Le 7 mai 2026, à 4h30 du matin, les négociateurs européens se sont mis d’accord sur une révision majeure de l’AI Act. Sous l’étiquette « simplification », l’Omnibus repousse les obligations pour les systèmes IA à haut risque, interdit les applications de nudification, et redéfinit les rapports de force entre Bruxelles et les industries. Décryptage d’un accord qui change le calendrier — mais pas les exigences fondamentales.
Pourquoi l’Europe a décidé de réécrire son propre texte
L’AI Act a été adopté en mars 2024. Moins de deux ans plus tard, la Commission européenne proposait déjà de le modifier. Ce n’est pas anodin. Un texte réglementaire aussi ambitieux, révisé avant même son entrée en application complète, dit quelque chose sur la tension structurelle qui traverse la politique numérique européenne.
Le déclencheur a un nom : le rapport Draghi. En septembre 2024, l’ancien président de la BCE a remis à Ursula von der Leyen un diagnostic de 400 pages sur la compétitivité européenne. Le verdict est brutal : l’écart de productivité avec les États-Unis s’explique largement par le secteur technologique. Sur les 50 plus grandes entreprises tech mondiales, quatre seulement sont européennes. Entre 2017 et 2023, 70 % des modèles d’IA fondamentaux ont été développés outre-Atlantique. L’Europe, conclut Draghi, ne peut pas « rester bloquée dans les technologies intermédiaires du siècle dernier ».
La recommandation est claire : simplifier le cadre réglementaire pour libérer l’innovation. Le rapport cite explicitement l’AI Act comme un texte ambitieux mais « complexe à naviguer pour les entreprises ». Estimant le besoin d’investissement annuel à 750-800 milliards d’euros, Draghi plaide pour une coordination qui passe aussi par un allègement des charges administratives.
C’est dans ce sillage que la Commission a lancé, à partir de février 2025, dix paquets législatifs « Omnibus » couvrant la durabilité, l’agriculture, la défense, le numérique et d’autres secteurs. L’Omnibus VII, publié le 19 novembre 2025, cible spécifiquement l’AI Act. Son objectif affiché : simplifier la mise en œuvre, donner du temps aux entreprises, et maintenir la compétitivité européenne sans renier les protections fondamentales.
Mais la simplification réglementaire, comme le résumait le juriste britannique Jony Ive (dans un tout autre contexte), « est l’une des choses les plus difficiles à faire ». Et les six mois de négociation qui ont suivi l’ont amplement démontré.

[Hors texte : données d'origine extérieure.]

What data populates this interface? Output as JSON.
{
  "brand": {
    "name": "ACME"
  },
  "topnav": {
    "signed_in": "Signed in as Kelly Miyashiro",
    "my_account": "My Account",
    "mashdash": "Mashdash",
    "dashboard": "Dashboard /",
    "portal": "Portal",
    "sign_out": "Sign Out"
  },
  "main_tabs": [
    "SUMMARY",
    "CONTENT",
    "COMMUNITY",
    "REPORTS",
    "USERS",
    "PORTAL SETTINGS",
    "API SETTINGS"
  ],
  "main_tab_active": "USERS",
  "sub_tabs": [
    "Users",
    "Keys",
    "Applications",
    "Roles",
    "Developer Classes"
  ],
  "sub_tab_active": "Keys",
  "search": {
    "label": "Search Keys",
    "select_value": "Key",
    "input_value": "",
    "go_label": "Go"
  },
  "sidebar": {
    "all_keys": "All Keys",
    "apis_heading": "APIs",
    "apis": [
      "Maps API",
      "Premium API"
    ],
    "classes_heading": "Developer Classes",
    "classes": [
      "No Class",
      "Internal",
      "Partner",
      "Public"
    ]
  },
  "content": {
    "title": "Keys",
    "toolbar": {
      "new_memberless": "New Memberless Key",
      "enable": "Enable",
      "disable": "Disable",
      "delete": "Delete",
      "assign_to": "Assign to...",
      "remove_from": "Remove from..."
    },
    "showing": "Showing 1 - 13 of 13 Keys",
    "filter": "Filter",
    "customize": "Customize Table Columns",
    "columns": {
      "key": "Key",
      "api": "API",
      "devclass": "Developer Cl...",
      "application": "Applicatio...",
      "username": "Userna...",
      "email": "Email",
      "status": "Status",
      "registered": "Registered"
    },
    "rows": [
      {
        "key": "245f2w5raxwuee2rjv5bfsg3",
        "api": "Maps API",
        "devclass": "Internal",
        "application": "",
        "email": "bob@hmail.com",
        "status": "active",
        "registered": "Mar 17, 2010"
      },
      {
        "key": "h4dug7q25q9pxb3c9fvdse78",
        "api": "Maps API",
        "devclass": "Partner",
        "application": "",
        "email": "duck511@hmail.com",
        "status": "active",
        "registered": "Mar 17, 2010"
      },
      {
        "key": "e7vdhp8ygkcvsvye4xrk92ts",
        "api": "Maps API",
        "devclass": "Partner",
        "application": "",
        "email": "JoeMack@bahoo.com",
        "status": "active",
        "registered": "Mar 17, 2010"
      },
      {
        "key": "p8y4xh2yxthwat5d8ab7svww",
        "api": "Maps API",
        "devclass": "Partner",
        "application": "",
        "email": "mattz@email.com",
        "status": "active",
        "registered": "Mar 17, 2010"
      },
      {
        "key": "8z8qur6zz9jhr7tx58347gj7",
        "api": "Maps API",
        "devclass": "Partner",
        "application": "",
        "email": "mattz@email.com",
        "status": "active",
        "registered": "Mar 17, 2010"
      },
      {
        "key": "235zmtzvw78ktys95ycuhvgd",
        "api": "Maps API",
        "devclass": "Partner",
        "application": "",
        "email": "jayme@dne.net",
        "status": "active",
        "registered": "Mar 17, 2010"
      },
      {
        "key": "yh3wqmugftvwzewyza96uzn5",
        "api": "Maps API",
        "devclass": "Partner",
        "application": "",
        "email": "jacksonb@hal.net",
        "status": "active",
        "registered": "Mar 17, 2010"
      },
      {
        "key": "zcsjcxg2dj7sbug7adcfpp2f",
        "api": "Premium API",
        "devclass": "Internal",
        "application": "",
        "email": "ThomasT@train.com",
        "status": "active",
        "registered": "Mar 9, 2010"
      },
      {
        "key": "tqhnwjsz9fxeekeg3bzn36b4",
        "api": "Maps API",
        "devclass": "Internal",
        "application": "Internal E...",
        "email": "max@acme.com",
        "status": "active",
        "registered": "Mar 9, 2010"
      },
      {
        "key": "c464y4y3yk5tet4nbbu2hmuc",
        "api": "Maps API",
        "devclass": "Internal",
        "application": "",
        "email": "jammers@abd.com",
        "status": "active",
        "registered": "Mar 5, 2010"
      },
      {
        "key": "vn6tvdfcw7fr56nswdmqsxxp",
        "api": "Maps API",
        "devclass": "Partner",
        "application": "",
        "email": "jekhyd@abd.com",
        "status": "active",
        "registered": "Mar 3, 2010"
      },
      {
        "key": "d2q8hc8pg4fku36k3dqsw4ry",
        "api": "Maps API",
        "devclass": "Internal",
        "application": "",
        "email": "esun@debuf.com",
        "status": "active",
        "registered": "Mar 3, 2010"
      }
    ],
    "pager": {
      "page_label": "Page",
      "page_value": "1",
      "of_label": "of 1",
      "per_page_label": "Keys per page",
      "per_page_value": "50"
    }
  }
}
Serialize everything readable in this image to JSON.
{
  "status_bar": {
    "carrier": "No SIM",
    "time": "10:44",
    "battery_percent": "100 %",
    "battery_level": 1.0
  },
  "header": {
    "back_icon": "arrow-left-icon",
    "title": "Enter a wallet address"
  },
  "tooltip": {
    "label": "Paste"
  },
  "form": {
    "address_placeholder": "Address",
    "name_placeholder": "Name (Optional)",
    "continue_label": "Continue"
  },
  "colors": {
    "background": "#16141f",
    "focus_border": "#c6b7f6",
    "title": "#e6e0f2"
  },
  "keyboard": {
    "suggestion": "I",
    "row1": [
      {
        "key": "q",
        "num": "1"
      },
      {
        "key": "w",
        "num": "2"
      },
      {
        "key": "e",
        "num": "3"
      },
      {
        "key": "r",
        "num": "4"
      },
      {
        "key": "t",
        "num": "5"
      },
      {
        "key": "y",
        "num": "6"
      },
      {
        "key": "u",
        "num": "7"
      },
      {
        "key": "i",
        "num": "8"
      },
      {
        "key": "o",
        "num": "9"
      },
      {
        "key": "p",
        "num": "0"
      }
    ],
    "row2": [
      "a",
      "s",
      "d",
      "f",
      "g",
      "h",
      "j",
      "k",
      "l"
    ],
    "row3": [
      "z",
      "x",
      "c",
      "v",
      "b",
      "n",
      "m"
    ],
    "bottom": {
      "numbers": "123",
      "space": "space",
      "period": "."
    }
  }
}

Six mois de négociation : la chronologie complète
Pour comprendre l’accord du 7 mai, il faut retracer le parcours politique qui y a conduit. Ce n’est pas un détail procédural — c’est ce qui révèle les rapports de force réels.
19 novembre 2025 — La Commission européenne publie l’Omnibus VII, incluant la proposition de révision de l’AI Act. Le cœur du texte : un report des obligations pour les systèmes IA à haut risque, conditionné à la disponibilité des normes harmonisées. La Commission propose aussi d’étendre certaines exemptions PME aux ETI (small mid-caps), de réduire quelques exigences, et de renforcer les pouvoirs du Bureau de l’IA (AI Office).

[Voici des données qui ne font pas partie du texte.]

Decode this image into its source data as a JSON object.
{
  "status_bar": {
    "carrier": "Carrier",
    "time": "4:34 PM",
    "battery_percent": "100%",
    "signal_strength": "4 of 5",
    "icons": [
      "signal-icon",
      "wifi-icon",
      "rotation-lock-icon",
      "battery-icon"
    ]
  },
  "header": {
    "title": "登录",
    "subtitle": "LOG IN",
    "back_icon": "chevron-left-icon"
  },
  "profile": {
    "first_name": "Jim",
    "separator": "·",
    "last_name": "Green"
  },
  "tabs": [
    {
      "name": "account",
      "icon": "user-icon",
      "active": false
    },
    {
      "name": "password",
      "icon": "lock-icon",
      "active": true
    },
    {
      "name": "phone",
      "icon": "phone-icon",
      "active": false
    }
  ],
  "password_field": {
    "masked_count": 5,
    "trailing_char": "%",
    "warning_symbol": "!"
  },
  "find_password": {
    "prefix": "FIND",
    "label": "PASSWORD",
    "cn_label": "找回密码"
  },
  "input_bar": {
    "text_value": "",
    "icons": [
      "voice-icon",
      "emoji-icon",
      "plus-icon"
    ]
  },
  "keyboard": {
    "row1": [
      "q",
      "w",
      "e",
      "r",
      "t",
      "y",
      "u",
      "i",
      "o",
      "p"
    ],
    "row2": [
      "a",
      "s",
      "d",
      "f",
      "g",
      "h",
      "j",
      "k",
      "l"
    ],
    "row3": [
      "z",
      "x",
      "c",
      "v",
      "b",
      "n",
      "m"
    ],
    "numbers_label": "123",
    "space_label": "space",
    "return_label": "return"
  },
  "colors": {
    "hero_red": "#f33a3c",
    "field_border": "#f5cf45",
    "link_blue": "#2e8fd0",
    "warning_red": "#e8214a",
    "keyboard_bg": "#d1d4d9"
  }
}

13 mars 2026 — Le Conseil de l’UE adopte son mandat de négociation. Les États membres s’alignent sur le report des deadlines, mais les discussions s’enveniment sur un point précis : le traitement de l’IA embarquée dans des produits déjà réglementés (dispositifs médicaux, machines industrielles, jouets connectés). L’Allemagne pousse pour les exempter du périmètre de l’AI Act. Les pays plus prudents résistent.

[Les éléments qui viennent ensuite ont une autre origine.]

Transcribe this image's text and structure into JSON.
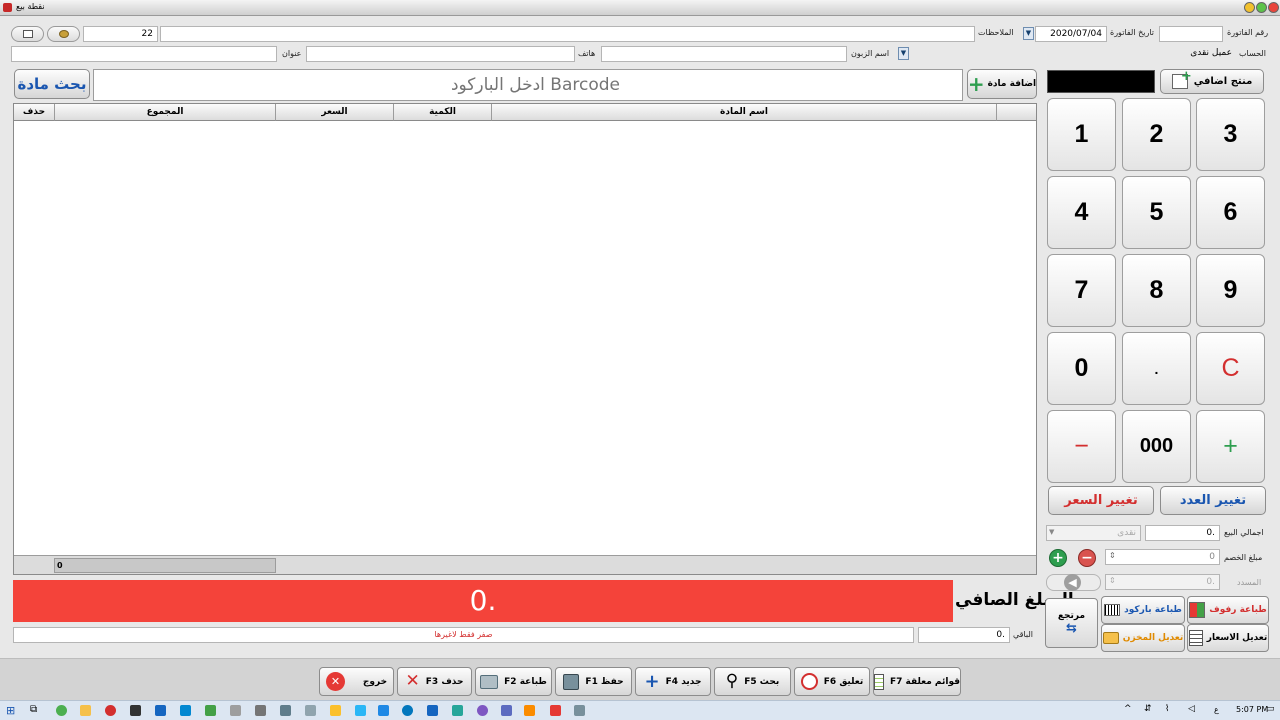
{
  "window": {
    "title": "نقطة بيع"
  },
  "header": {
    "invoice_number_label": "رقم الفاتورة",
    "invoice_number_value": "",
    "invoice_date_label": "تاريخ الفاتورة",
    "invoice_date_value": "2020/07/04",
    "notes_label": "الملاحظات",
    "notes_value": "",
    "counter_value": "22",
    "account_label": "الحساب",
    "account_value": "عميل نقدى",
    "customer_name_label": "اسم الزبون",
    "customer_name_value": "",
    "phone_label": "هاتف",
    "phone_value": "",
    "address_label": "عنوان",
    "address_value": ""
  },
  "search": {
    "search_product_label": "بحث مادة",
    "barcode_placeholder": "ادخل الباركود Barcode",
    "add_product_label": "اضافة مادة"
  },
  "table": {
    "columns": [
      "اسم المادة",
      "الكمية",
      "السعر",
      "المجموع",
      "حذف"
    ],
    "footer_total": "0"
  },
  "keypad": {
    "extra_product_label": "منتج اضافي",
    "keys": [
      "3",
      "2",
      "1",
      "6",
      "5",
      "4",
      "9",
      "8",
      "7",
      "C",
      ".",
      "0",
      "+",
      "000",
      "−"
    ],
    "change_qty_label": "تغيير العدد",
    "change_price_label": "تغيير السعر"
  },
  "totals": {
    "total_sale_label": "اجمالي البيع",
    "total_sale_value": "0.",
    "payment_type_value": "نقدى",
    "discount_label": "مبلغ الخصم",
    "discount_value": "0",
    "paid_label": "المسدد",
    "paid_value": "0.",
    "net_label": "المبلغ الصافي",
    "net_value": "0.",
    "remaining_label": "الباقي",
    "remaining_value": "0.",
    "amount_words": "صفر فقط لاغيرها"
  },
  "actions": {
    "print_shelves": "طباعة رفوف",
    "print_barcode": "طباعة باركود",
    "return_label": "مرتجع",
    "edit_prices": "تعديل الاسعار",
    "edit_store": "تعديل المخزن"
  },
  "toolbar": {
    "pending_lists": "قوائم معلقة F7",
    "suspend": "تعليق F6",
    "search": "بحث F5",
    "new": "جديد F4",
    "save": "حفظ F1",
    "print": "طباعة F2",
    "delete": "حذف F3",
    "exit": "خروج"
  },
  "taskbar": {
    "time": "5:07 PM",
    "lang": "ع"
  },
  "colors": {
    "net_bar": "#f4433a",
    "accent_blue": "#1a56b0",
    "accent_red": "#d32f2f",
    "accent_green": "#2e9e4f"
  }
}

26 mars 2026 — Le Parlement européen vote son mandat. Les eurodéputés ajoutent une exigence absente de la proposition initiale de la Commission : l’interdiction des applications de nudification par IA. Le Parlement propose aussi de raccourcir le délai de grâce pour le watermarking du contenu généré par IA.
28 avril 2026 — Deuxième trilogue. Après 12 heures de négociation ininterrompue, les discussions échouent. Le point de blocage : la question de l’IA industrielle. Le Parlement (poussé par la droite et le lobbying industriel) veut exempter les produits couverts par le Règlement Machines. Le Conseil refuse de démanteler le cadre horizontal de l’AI Act. La conférence de presse prévue le lendemain est annulée. Un troisième trilogue est programmé pour le 13 mai.
7 mai 2026, 4h30 du matin — Contre toute attente, les négociateurs trouvent un compromis lors d’une session supplémentaire entre les deux dates prévues. L’accord politique est annoncé dans la matinée. Les deux co-rapporteurs, Arba Kokalari (PPE, Suède) et Michael McNamara (Renew, Irlande), tiennent une conférence de presse à 11h.
À retenir
L’accord du 7 mai est un accord politique provisoire. Il doit encore être formellement adopté par le Parlement et le Conseil, puis passer la révision juridico-linguistique avant publication au Journal Officiel. Les colégislateurs visent une adoption avant le 2 août 2026 — date à laquelle les obligations haut risque originales entreraient en vigueur si rien n’est fait.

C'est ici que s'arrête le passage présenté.